Rabig favored them with a scowl that had rarely been absent from his face since he had been caught in the draft.

"What's the trouble?" asked Frank of the leader of the file, whom he happened to know.

"Insubordination," was the terse response. "Refused to salute an officer."

"Putting him in the jug on general principles," volunteered another, who was more communicative. "He's been shirking ever since he got here."

"A bad egg," added the third. "It's lucky there aren't many of his type among the boys. The Huns would have an easy job if they were all like him."

They passed on to the building that served as a guardhouse, and which, be it said to the credit of the boys in France, had very few inmates. For the discipline of the camp was strict and the spirit of the men was good. They felt that they stood to the French for what America was and they tried to live up to the high standards laid down for them by generations of American ancestors.

"I think that's the best place for Nick," commented Tom as the doors closed behind the prisoner. "He's a surly brute and he might affect others. One rotten apple in a barrel can spoil the whole barrelful."

"He's no good," said Bart. "Remember how he used to talk on the other side? I'll bet at this minute he'd rather be wearing a Prussian helmet than an American uniform."

"Sure thing," said Billy. "'_Die Wacht am Rhine_' is the only music he cares to hear."

At this moment Corporal Wilson returned with a paper in his hand upon which he had been noting down the assignments of the day.

"Two of you fellows are in for guard duty," he said, consulting his list. "You, Sheldon, and Raymond will serve till after mess."

He passed on and Bart made a wry face when his back was turned.

"Sweet job!" he muttered.

"Orders are orders," replied Frank, as they shouldered their guns and marched down to the guardhouse.

They began to pace back and forth, exchanging a word now and then at the point where their beats adjoined.

Nick Rabig was lounging at the barred window in an evil temper. If anything could have added to his anger it was the fact that the two young soldiers he most detested had been chosen to stand guard over him and witness his humiliation.
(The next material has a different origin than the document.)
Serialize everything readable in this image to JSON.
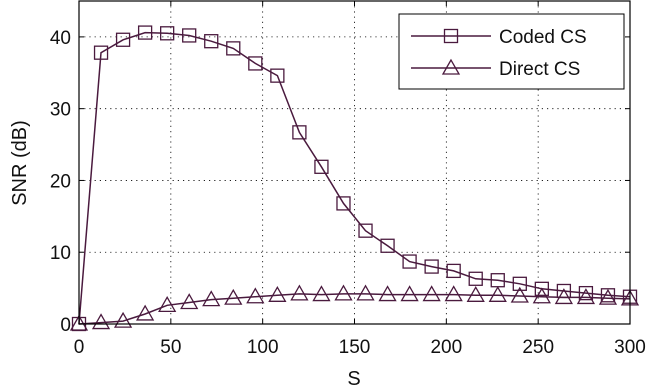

Frank's generous nature sensed the prisoner's feeling, and he studiously avoided catching his glance or taking any notice of him.
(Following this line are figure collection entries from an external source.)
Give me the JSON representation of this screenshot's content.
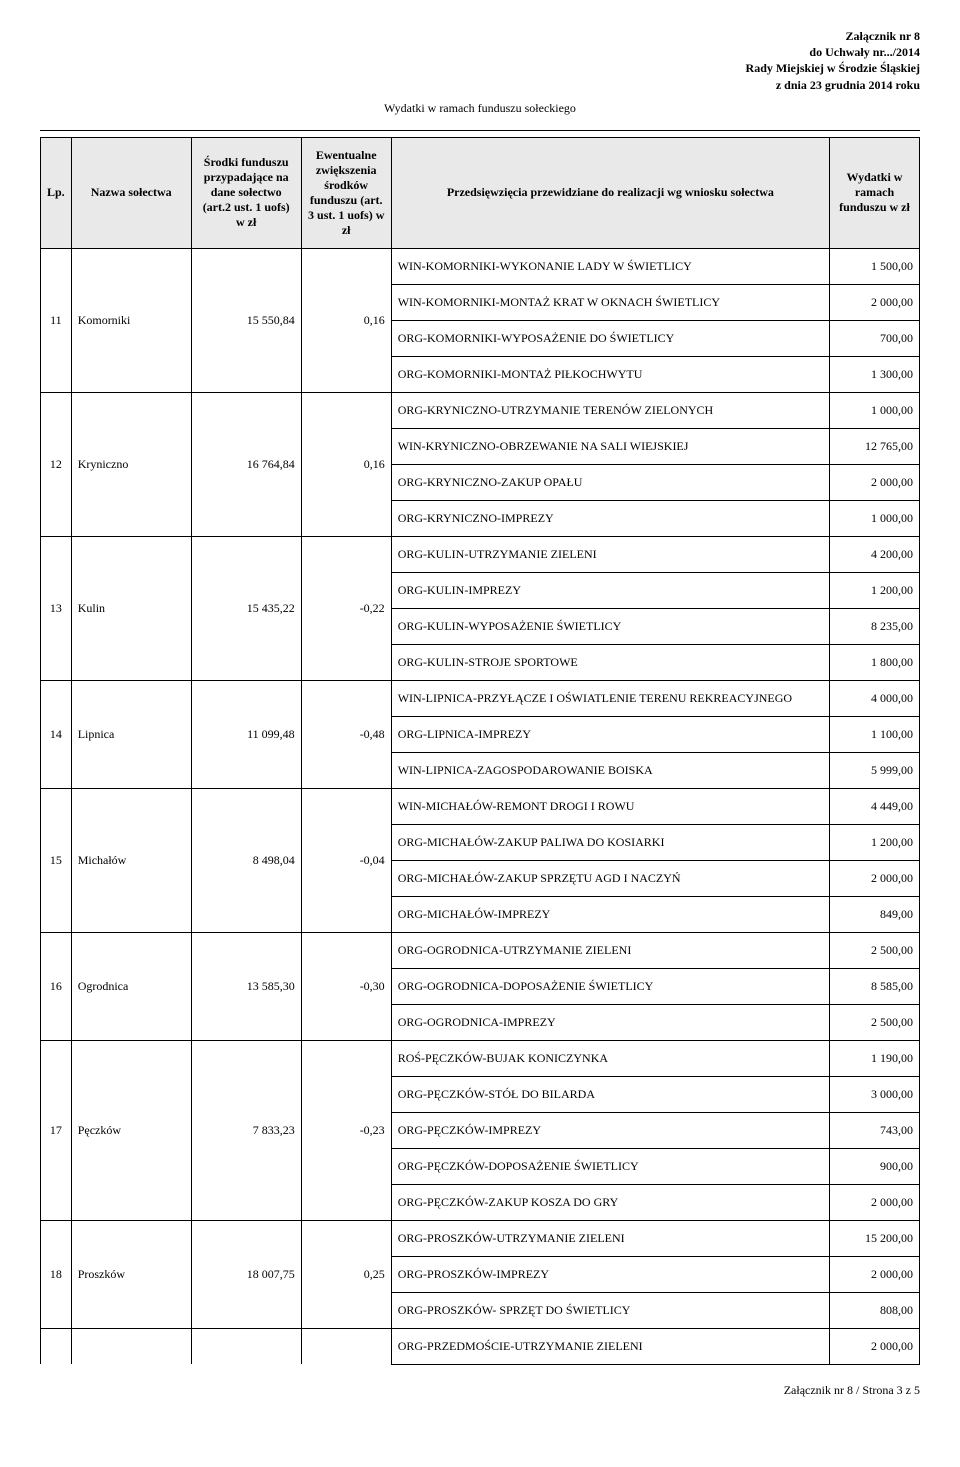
{
  "header": {
    "attachment": "Załącznik nr 8",
    "resolution": "do Uchwały nr.../2014",
    "council": "Rady Miejskiej w Środzie Śląskiej",
    "date": "z dnia 23 grudnia 2014 roku",
    "title": "Wydatki w ramach funduszu sołeckiego"
  },
  "columns": {
    "lp": "Lp.",
    "name": "Nazwa sołectwa",
    "amount": "Środki funduszu przypadające na dane sołectwo (art.2 ust. 1 uofs) w zł",
    "ratio": "Ewentualne zwiększenia środków funduszu (art. 3 ust. 1 uofs) w zł",
    "desc": "Przedsięwzięcia przewidziane do realizacji wg wniosku sołectwa",
    "value": "Wydatki w ramach funduszu w zł"
  },
  "rows": [
    {
      "lp": "11",
      "name": "Komorniki",
      "amount": "15 550,84",
      "ratio": "0,16",
      "items": [
        {
          "d": "WIN-KOMORNIKI-WYKONANIE LADY W ŚWIETLICY",
          "v": "1 500,00"
        },
        {
          "d": "WIN-KOMORNIKI-MONTAŻ KRAT W OKNACH ŚWIETLICY",
          "v": "2 000,00"
        },
        {
          "d": "ORG-KOMORNIKI-WYPOSAŻENIE DO ŚWIETLICY",
          "v": "700,00"
        },
        {
          "d": "ORG-KOMORNIKI-MONTAŻ PIŁKOCHWYTU",
          "v": "1 300,00"
        }
      ]
    },
    {
      "lp": "12",
      "name": "Kryniczno",
      "amount": "16 764,84",
      "ratio": "0,16",
      "items": [
        {
          "d": "ORG-KRYNICZNO-UTRZYMANIE TERENÓW ZIELONYCH",
          "v": "1 000,00"
        },
        {
          "d": "WIN-KRYNICZNO-OBRZEWANIE NA SALI WIEJSKIEJ",
          "v": "12 765,00"
        },
        {
          "d": "ORG-KRYNICZNO-ZAKUP OPAŁU",
          "v": "2 000,00"
        },
        {
          "d": "ORG-KRYNICZNO-IMPREZY",
          "v": "1 000,00"
        }
      ]
    },
    {
      "lp": "13",
      "name": "Kulin",
      "amount": "15 435,22",
      "ratio": "-0,22",
      "items": [
        {
          "d": "ORG-KULIN-UTRZYMANIE ZIELENI",
          "v": "4 200,00"
        },
        {
          "d": "ORG-KULIN-IMPREZY",
          "v": "1 200,00"
        },
        {
          "d": "ORG-KULIN-WYPOSAŻENIE ŚWIETLICY",
          "v": "8 235,00"
        },
        {
          "d": "ORG-KULIN-STROJE SPORTOWE",
          "v": "1 800,00"
        }
      ]
    },
    {
      "lp": "14",
      "name": "Lipnica",
      "amount": "11 099,48",
      "ratio": "-0,48",
      "items": [
        {
          "d": "WIN-LIPNICA-PRZYŁĄCZE I OŚWIATLENIE TERENU REKREACYJNEGO",
          "v": "4 000,00"
        },
        {
          "d": "ORG-LIPNICA-IMPREZY",
          "v": "1 100,00"
        },
        {
          "d": "WIN-LIPNICA-ZAGOSPODAROWANIE BOISKA",
          "v": "5 999,00"
        }
      ]
    },
    {
      "lp": "15",
      "name": "Michałów",
      "amount": "8 498,04",
      "ratio": "-0,04",
      "items": [
        {
          "d": "WIN-MICHAŁÓW-REMONT DROGI I ROWU",
          "v": "4 449,00"
        },
        {
          "d": "ORG-MICHAŁÓW-ZAKUP PALIWA DO KOSIARKI",
          "v": "1 200,00"
        },
        {
          "d": "ORG-MICHAŁÓW-ZAKUP SPRZĘTU AGD I NACZYŃ",
          "v": "2 000,00"
        },
        {
          "d": "ORG-MICHAŁÓW-IMPREZY",
          "v": "849,00"
        }
      ]
    },
    {
      "lp": "16",
      "name": "Ogrodnica",
      "amount": "13 585,30",
      "ratio": "-0,30",
      "items": [
        {
          "d": "ORG-OGRODNICA-UTRZYMANIE ZIELENI",
          "v": "2 500,00"
        },
        {
          "d": "ORG-OGRODNICA-DOPOSAŻENIE ŚWIETLICY",
          "v": "8 585,00"
        },
        {
          "d": "ORG-OGRODNICA-IMPREZY",
          "v": "2 500,00"
        }
      ]
    },
    {
      "lp": "17",
      "name": "Pęczków",
      "amount": "7 833,23",
      "ratio": "-0,23",
      "items": [
        {
          "d": "ROŚ-PĘCZKÓW-BUJAK KONICZYNKA",
          "v": "1 190,00"
        },
        {
          "d": "ORG-PĘCZKÓW-STÓŁ DO BILARDA",
          "v": "3 000,00"
        },
        {
          "d": "ORG-PĘCZKÓW-IMPREZY",
          "v": "743,00"
        },
        {
          "d": "ORG-PĘCZKÓW-DOPOSAŻENIE ŚWIETLICY",
          "v": "900,00"
        },
        {
          "d": "ORG-PĘCZKÓW-ZAKUP KOSZA DO GRY",
          "v": "2 000,00"
        }
      ]
    },
    {
      "lp": "18",
      "name": "Proszków",
      "amount": "18 007,75",
      "ratio": "0,25",
      "items": [
        {
          "d": "ORG-PROSZKÓW-UTRZYMANIE ZIELENI",
          "v": "15 200,00"
        },
        {
          "d": "ORG-PROSZKÓW-IMPREZY",
          "v": "2 000,00"
        },
        {
          "d": "ORG-PROSZKÓW- SPRZĘT DO ŚWIETLICY",
          "v": "808,00"
        }
      ]
    }
  ],
  "trailing": [
    {
      "d": "ORG-PRZEDMOŚCIE-UTRZYMANIE ZIELENI",
      "v": "2 000,00"
    }
  ],
  "footer": "Załącznik nr 8 / Strona 3 z 5"
}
But Rabig, incapable of appreciating Frank's motive, chose to interpret this as studied contempt, and his rage flamed forth in a coarse epithet that Frank only half caught but that brought him up all standing.
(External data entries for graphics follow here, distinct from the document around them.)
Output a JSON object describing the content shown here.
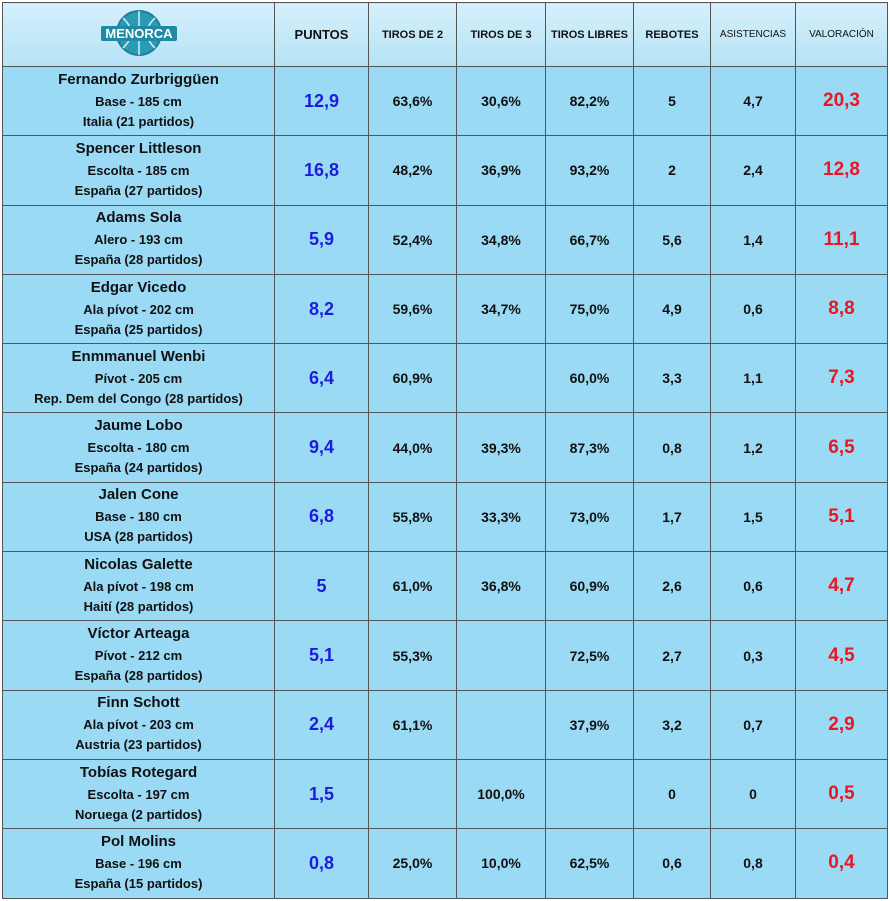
{
  "header": {
    "logo": "MENORCA",
    "columns": [
      "PUNTOS",
      "TIROS DE 2",
      "TIROS DE 3",
      "TIROS LIBRES",
      "REBOTES",
      "ASISTENCIAS",
      "VALORACIÓN"
    ]
  },
  "table": {
    "rows": [
      {
        "name": "Fernando Zurbriggüen",
        "position": "Base - 185 cm",
        "origin": "Italia (21 partidos)",
        "stats": [
          "12,9",
          "63,6%",
          "30,6%",
          "82,2%",
          "5",
          "4,7",
          "20,3"
        ]
      },
      {
        "name": "Spencer Littleson",
        "position": "Escolta - 185 cm",
        "origin": "España (27 partidos)",
        "stats": [
          "16,8",
          "48,2%",
          "36,9%",
          "93,2%",
          "2",
          "2,4",
          "12,8"
        ]
      },
      {
        "name": "Adams Sola",
        "position": "Alero - 193 cm",
        "origin": "España (28 partidos)",
        "stats": [
          "5,9",
          "52,4%",
          "34,8%",
          "66,7%",
          "5,6",
          "1,4",
          "11,1"
        ]
      },
      {
        "name": "Edgar Vicedo",
        "position": "Ala pívot - 202 cm",
        "origin": "España (25 partidos)",
        "stats": [
          "8,2",
          "59,6%",
          "34,7%",
          "75,0%",
          "4,9",
          "0,6",
          "8,8"
        ]
      },
      {
        "name": "Enmmanuel Wenbi",
        "position": "Pívot - 205 cm",
        "origin": "Rep. Dem del Congo (28 partidos)",
        "stats": [
          "6,4",
          "60,9%",
          null,
          "60,0%",
          "3,3",
          "1,1",
          "7,3"
        ]
      },
      {
        "name": "Jaume Lobo",
        "position": "Escolta - 180 cm",
        "origin": "España (24 partidos)",
        "stats": [
          "9,4",
          "44,0%",
          "39,3%",
          "87,3%",
          "0,8",
          "1,2",
          "6,5"
        ]
      },
      {
        "name": "Jalen Cone",
        "position": "Base - 180 cm",
        "origin": "USA (28 partidos)",
        "stats": [
          "6,8",
          "55,8%",
          "33,3%",
          "73,0%",
          "1,7",
          "1,5",
          "5,1"
        ]
      },
      {
        "name": "Nicolas Galette",
        "position": "Ala pívot - 198 cm",
        "origin": "Haití (28 partidos)",
        "stats": [
          "5",
          "61,0%",
          "36,8%",
          "60,9%",
          "2,6",
          "0,6",
          "4,7"
        ]
      },
      {
        "name": "Víctor Arteaga",
        "position": "Pívot - 212 cm",
        "origin": "España (28 partidos)",
        "stats": [
          "5,1",
          "55,3%",
          null,
          "72,5%",
          "2,7",
          "0,3",
          "4,5"
        ]
      },
      {
        "name": "Finn Schott",
        "position": "Ala pívot - 203 cm",
        "origin": "Austria (23 partidos)",
        "stats": [
          "2,4",
          "61,1%",
          null,
          "37,9%",
          "3,2",
          "0,7",
          "2,9"
        ]
      },
      {
        "name": "Tobías Rotegard",
        "position": "Escolta - 197 cm",
        "origin": "Noruega (2 partidos)",
        "stats": [
          "1,5",
          null,
          "100,0%",
          null,
          "0",
          "0",
          "0,5"
        ]
      },
      {
        "name": "Pol Molins",
        "position": "Base - 196 cm",
        "origin": "España (15 partidos)",
        "stats": [
          "0,8",
          "25,0%",
          "10,0%",
          "62,5%",
          "0,6",
          "0,8",
          "0,4"
        ]
      }
    ]
  }
}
"What's that you said?" he demanded quickly.

"None of your business!" snarled Rabig, but before the glint in Frank's eyes he did not venture to repeat the insult.

"Now look here, Rabig," said Frank, sternly. "Cut out that sort of stuff. I heard what you said and if you were outside here and weren't in uniform I'd thrash you within an inch of your life."

"Talk is cheap," sneered Rabig. "Why didn't you do it when you were on the other side? You had chance enough."

"I had my reasons," replied Frank, "but they're reasons that a fellow like you couldn't appreciate. As it was, you came within an inch of getting what was coming to you. Some day you will get it, Rabig, and when I cut loose you'll know there's something doing!"